Here is how to know which customer you should focus on:
Define your ideal client: Begin by identifying specific attributes of your desired customer.Go into as much depth as you can, nothing is irrelevant. To start:
• Do you want to sell to men, women, or both?
• Is your desired customer young, middle aged or old?
• What part of the city do they live in? This is very important especially as price often varies with location.
• How much does he or she earn? Their income bracket will give you a clue to their purchasing power and disposable income.
• What are they interested in? Do they like sports, fashion, or arts? This will tell you other things that will be competing for their attention and money. Answering these questions will help you begin the process of creating the profile for your ideal client.
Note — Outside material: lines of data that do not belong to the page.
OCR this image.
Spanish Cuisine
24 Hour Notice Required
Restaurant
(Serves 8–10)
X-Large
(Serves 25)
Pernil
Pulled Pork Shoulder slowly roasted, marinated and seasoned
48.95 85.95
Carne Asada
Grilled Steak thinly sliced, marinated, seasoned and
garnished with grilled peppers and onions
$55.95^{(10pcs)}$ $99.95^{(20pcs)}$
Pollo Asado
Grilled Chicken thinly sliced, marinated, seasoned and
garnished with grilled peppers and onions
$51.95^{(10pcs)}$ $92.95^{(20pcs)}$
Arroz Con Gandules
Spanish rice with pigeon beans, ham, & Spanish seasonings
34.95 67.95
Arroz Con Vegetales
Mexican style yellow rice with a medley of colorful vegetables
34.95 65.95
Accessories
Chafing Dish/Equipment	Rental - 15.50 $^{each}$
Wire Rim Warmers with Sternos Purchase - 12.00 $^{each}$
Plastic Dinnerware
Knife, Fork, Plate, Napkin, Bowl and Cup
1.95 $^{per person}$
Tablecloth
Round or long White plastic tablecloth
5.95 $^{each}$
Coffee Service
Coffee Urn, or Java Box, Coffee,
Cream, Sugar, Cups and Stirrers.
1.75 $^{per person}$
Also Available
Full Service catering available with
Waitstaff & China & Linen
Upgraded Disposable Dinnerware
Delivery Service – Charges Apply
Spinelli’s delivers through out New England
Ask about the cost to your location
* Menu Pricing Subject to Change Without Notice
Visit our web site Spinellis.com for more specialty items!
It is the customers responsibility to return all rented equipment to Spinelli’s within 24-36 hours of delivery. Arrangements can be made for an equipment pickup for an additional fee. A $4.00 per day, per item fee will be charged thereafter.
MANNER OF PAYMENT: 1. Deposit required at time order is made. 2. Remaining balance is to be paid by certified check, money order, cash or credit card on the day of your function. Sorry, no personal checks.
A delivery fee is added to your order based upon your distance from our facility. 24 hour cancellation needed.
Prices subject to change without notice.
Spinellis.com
Describe your ideal work life: When you are finished describing your ideal client, the next step is to describe your work. What are you best at doing and what does it entail? For instance if you are an interior decorator your work may range from space design, sourcing furnishings and accessories to actual space decoration. This means that you are not responsible for plumbing repairs or electrical works. While you may have contacts in that area amongst your network, you will not be bidding for a plumbing job or an electrical job. The act of describing what your specialty is will help you eliminate from your prospect list, work that is not core to your area thereby giving you time to focus on your area of expertise.
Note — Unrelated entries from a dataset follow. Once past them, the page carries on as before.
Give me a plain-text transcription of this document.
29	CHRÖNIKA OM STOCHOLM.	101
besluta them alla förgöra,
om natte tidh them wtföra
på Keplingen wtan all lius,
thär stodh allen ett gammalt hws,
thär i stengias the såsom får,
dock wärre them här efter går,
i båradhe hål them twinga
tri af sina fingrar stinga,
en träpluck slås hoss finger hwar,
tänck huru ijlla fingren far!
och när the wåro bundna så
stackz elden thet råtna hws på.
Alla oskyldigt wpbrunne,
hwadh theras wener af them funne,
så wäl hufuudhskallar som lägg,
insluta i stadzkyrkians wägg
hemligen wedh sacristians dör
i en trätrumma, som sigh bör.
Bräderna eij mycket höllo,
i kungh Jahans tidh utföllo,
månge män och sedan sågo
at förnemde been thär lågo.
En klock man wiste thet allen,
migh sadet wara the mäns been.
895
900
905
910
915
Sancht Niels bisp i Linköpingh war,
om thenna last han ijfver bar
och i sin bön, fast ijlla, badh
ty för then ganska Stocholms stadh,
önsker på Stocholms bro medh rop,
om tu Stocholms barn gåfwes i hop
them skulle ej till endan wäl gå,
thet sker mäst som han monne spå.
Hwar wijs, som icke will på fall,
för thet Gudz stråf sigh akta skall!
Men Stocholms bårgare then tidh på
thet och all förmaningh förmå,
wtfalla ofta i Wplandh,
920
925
What qualities should your ideal customer possess? While this is not a guarantee of a happy relationship between you and your client, it goes a long way in alerting you to the possibility of a difficult relationship you just might encounter. Do you want to work with people who are extroverted, fun loving or just straight-to-the- point type? Do you want them to possess some level of knowledge about your products or service, or do you prefer a novice so you can nurture them into your business? Different personalities come with different demands. If you were to choose (which you would not always be able to do in reality) what personality would you like to work with?
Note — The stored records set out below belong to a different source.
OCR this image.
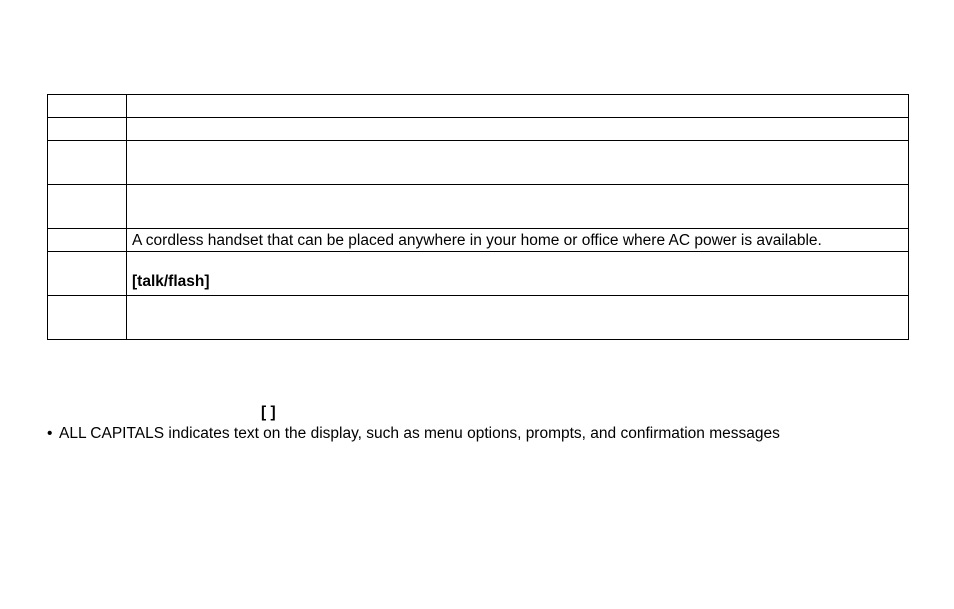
	A cordless handset that can be placed anywhere in your home or office where AC power is available.
	[talk/flash]

[ ]
• ALL CAPITALS indicates text on the display, such as menu options, prompts, and confirmation messages
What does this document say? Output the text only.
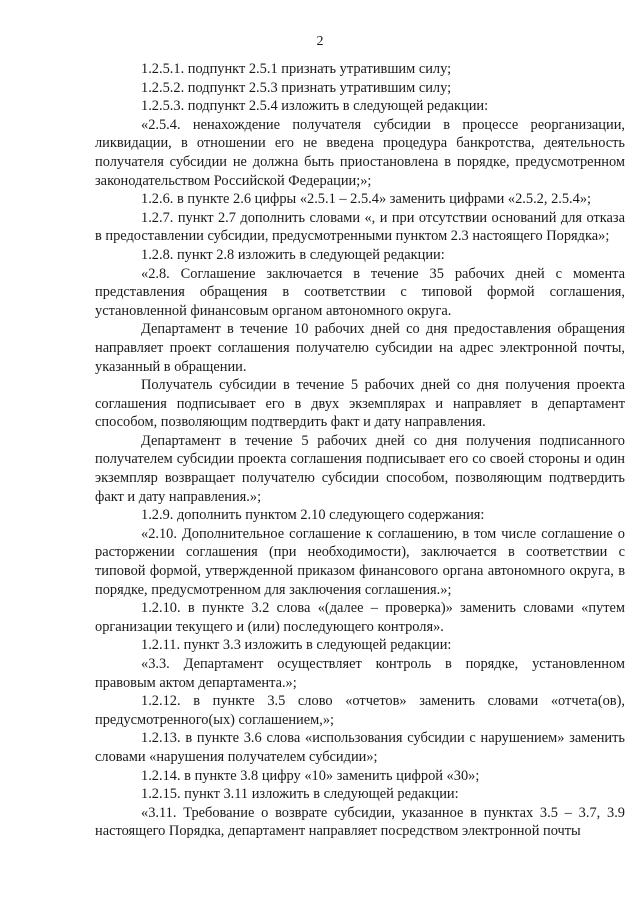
2

1.2.5.1. подпункт 2.5.1 признать утратившим силу;

1.2.5.2. подпункт 2.5.3 признать утратившим силу;

1.2.5.3. подпункт 2.5.4 изложить в следующей редакции:

«2.5.4. ненахождение получателя субсидии в процессе реорганизации, ликвидации, в отношении его не введена процедура банкротства, деятельность получателя субсидии не должна быть приостановлена в порядке, предусмотренном законодательством Российской Федерации;»;

1.2.6. в пункте 2.6 цифры «2.5.1 – 2.5.4» заменить цифрами «2.5.2, 2.5.4»;

1.2.7. пункт 2.7 дополнить словами «, и при отсутствии оснований для отказа в предоставлении субсидии, предусмотренными пунктом 2.3 настоящего Порядка»;

1.2.8. пункт 2.8 изложить в следующей редакции:

«2.8. Соглашение заключается в течение 35 рабочих дней с момента представления обращения в соответствии с типовой формой соглашения, установленной финансовым органом автономного округа.

Департамент в течение 10 рабочих дней со дня предоставления обращения направляет проект соглашения получателю субсидии на адрес электронной почты, указанный в обращении.

Получатель субсидии в течение 5 рабочих дней со дня получения проекта соглашения подписывает его в двух экземплярах и направляет в департамент способом, позволяющим подтвердить факт и дату направления.

Департамент в течение 5 рабочих дней со дня получения подписанного получателем субсидии проекта соглашения подписывает его со своей стороны и один экземпляр возвращает получателю субсидии способом, позволяющим подтвердить факт и дату направления.»;

1.2.9. дополнить пунктом 2.10 следующего содержания:

«2.10. Дополнительное соглашение к соглашению, в том числе соглашение о расторжении соглашения (при необходимости), заключается в соответствии с типовой формой, утвержденной приказом финансового органа автономного округа, в порядке, предусмотренном для заключения соглашения.»;

1.2.10. в пункте 3.2 слова «(далее – проверка)» заменить словами «путем организации текущего и (или) последующего контроля».

1.2.11. пункт 3.3 изложить в следующей редакции:

«3.3. Департамент осуществляет контроль в порядке, установленном правовым актом департамента.»;

1.2.12. в пункте 3.5 слово «отчетов» заменить словами «отчета(ов), предусмотренного(ых) соглашением,»;

1.2.13. в пункте 3.6 слова «использования субсидии с нарушением» заменить словами «нарушения получателем субсидии»;

1.2.14. в пункте 3.8 цифру «10» заменить цифрой «30»;

1.2.15. пункт 3.11 изложить в следующей редакции:

«3.11. Требование о возврате субсидии, указанное в пунктах 3.5 – 3.7, 3.9 настоящего Порядка, департамент направляет посредством электронной почты
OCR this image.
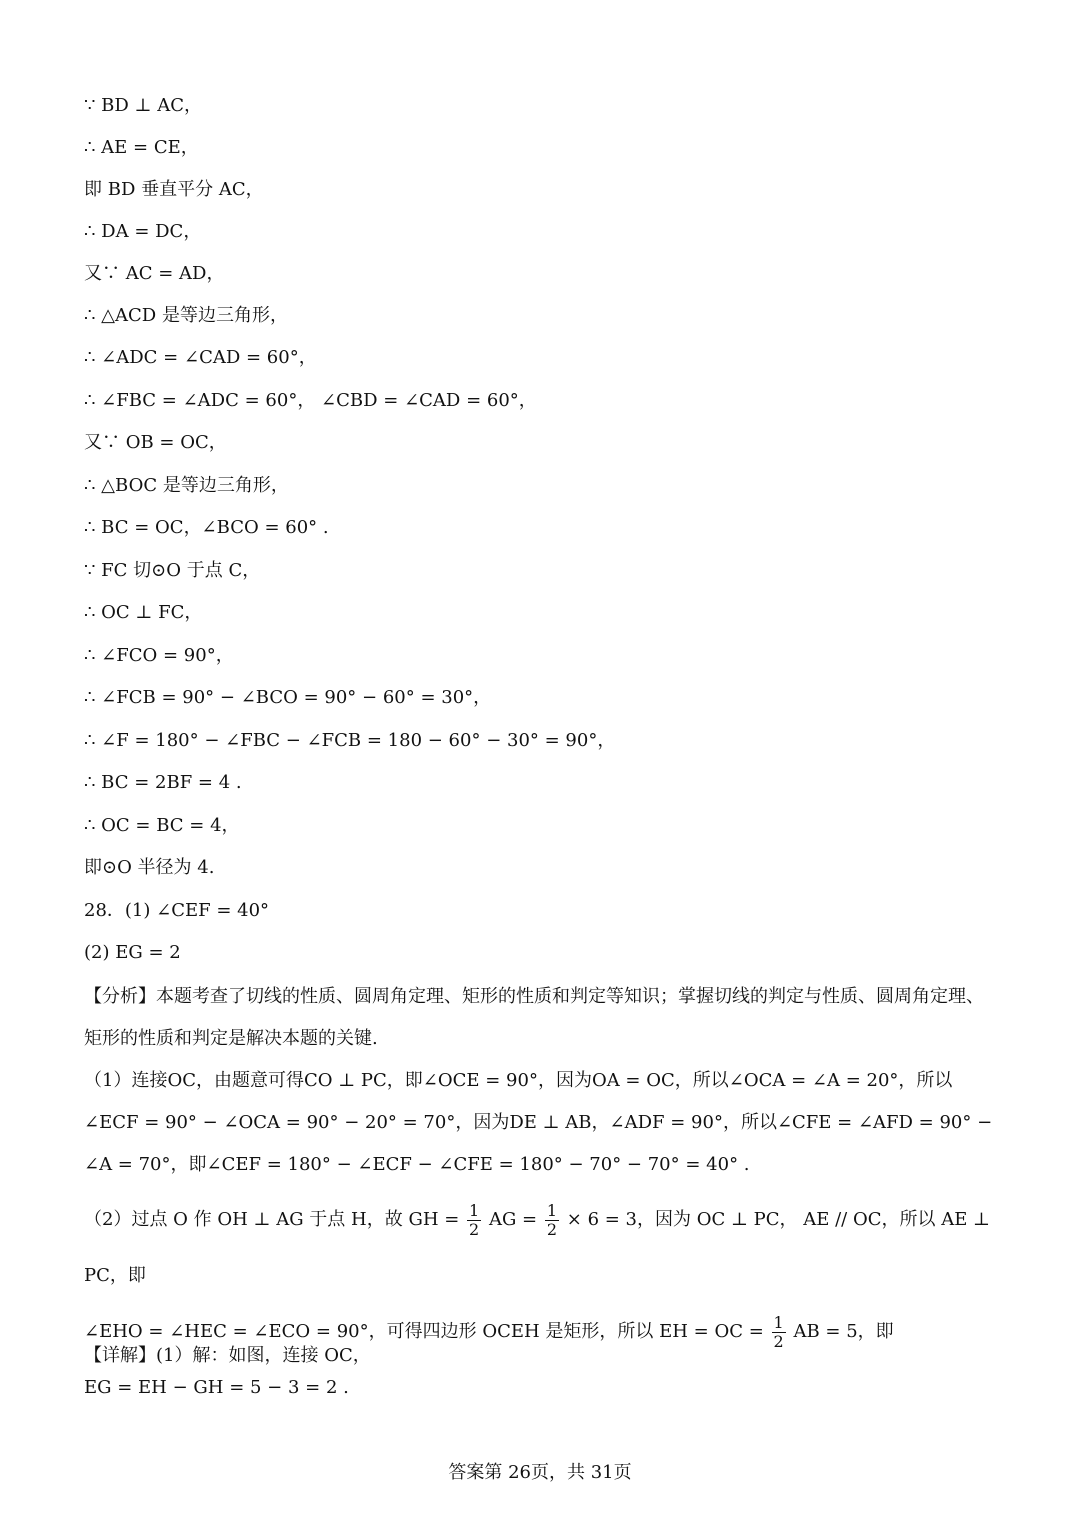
∵ BD ⊥ AC，
∴ AE = CE，
即 BD 垂直平分 AC，
∴ DA = DC，
又∵ AC = AD，
∴ △ACD 是等边三角形，
∴ ∠ADC = ∠CAD = 60°，
∴ ∠FBC = ∠ADC = 60°， ∠CBD = ∠CAD = 60°，
又∵ OB = OC，
∴ △BOC 是等边三角形，
∴ BC = OC，∠BCO = 60° .
∵ FC 切⊙O 于点 C，
∴ OC ⊥ FC，
∴ ∠FCO = 90°，
∴ ∠FCB = 90° − ∠BCO = 90° − 60° = 30°，
∴ ∠F = 180° − ∠FBC − ∠FCB = 180 − 60° − 30° = 90°，
∴ BC = 2BF = 4 .
∴ OC = BC = 4，
即⊙O 半径为 4.
28．(1) ∠CEF = 40°
(2) EG = 2
【分析】本题考查了切线的性质、圆周角定理、矩形的性质和判定等知识；掌握切线的判定与性质、圆周角定理、矩形的性质和判定是解决本题的关键.
（1）连接OC，由题意可得CO ⊥ PC，即∠OCE = 90°，因为OA = OC，所以∠OCA = ∠A = 20°，所以∠ECF = 90° − ∠OCA = 90° − 20° = 70°，因为DE ⊥ AB，∠ADF = 90°，所以∠CFE = ∠AFD = 90° − ∠A = 70°，即∠CEF = 180° − ∠ECF − ∠CFE = 180° − 70° − 70° = 40° .
（2）过点 O 作 OH ⊥ AG 于点 H，故 GH = $\frac{1}{2}$ AG = $\frac{1}{2} \times 6 = 3$，因为 OC ⊥ PC， AE // OC，所以 AE ⊥ PC，即
∠EHO = ∠HEC = ∠ECO = 90°，可得四边形 OCEH 是矩形，所以 EH = OC = $\frac{1}{2}$ AB = 5，即
EG = EH − GH = 5 − 3 = 2 .
【详解】(1）解：如图，连接 OC，
答案第 26页，共 31页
What is important to your customer? Closely related to the point above is the fact that people attach value to different things. The tendency for small business owners is to expect our customers to value the same things we value. For instance, if you make and sell moi- moi, does it really matter to your customer if it comes in foil or plastic? What will your customer see as value; the taste of the moi – moi or the amount of egg and meat inside? For some customers it can be your speed of delivery, your professionalism or plain old good customer service. Ensure you are solving the most pressing problem for your customer with your product or service.
As a small business owner with limited resources, you cannot afford to spend money shooting in the dark. You want your efforts to be concise and accurate giving you the desired results. Knowing who your customers are gives you the necessary power.
Finding the perfect client for your business is not an unachievable feat. Once you create a system for identifying them, you can have more meaningful business relationships.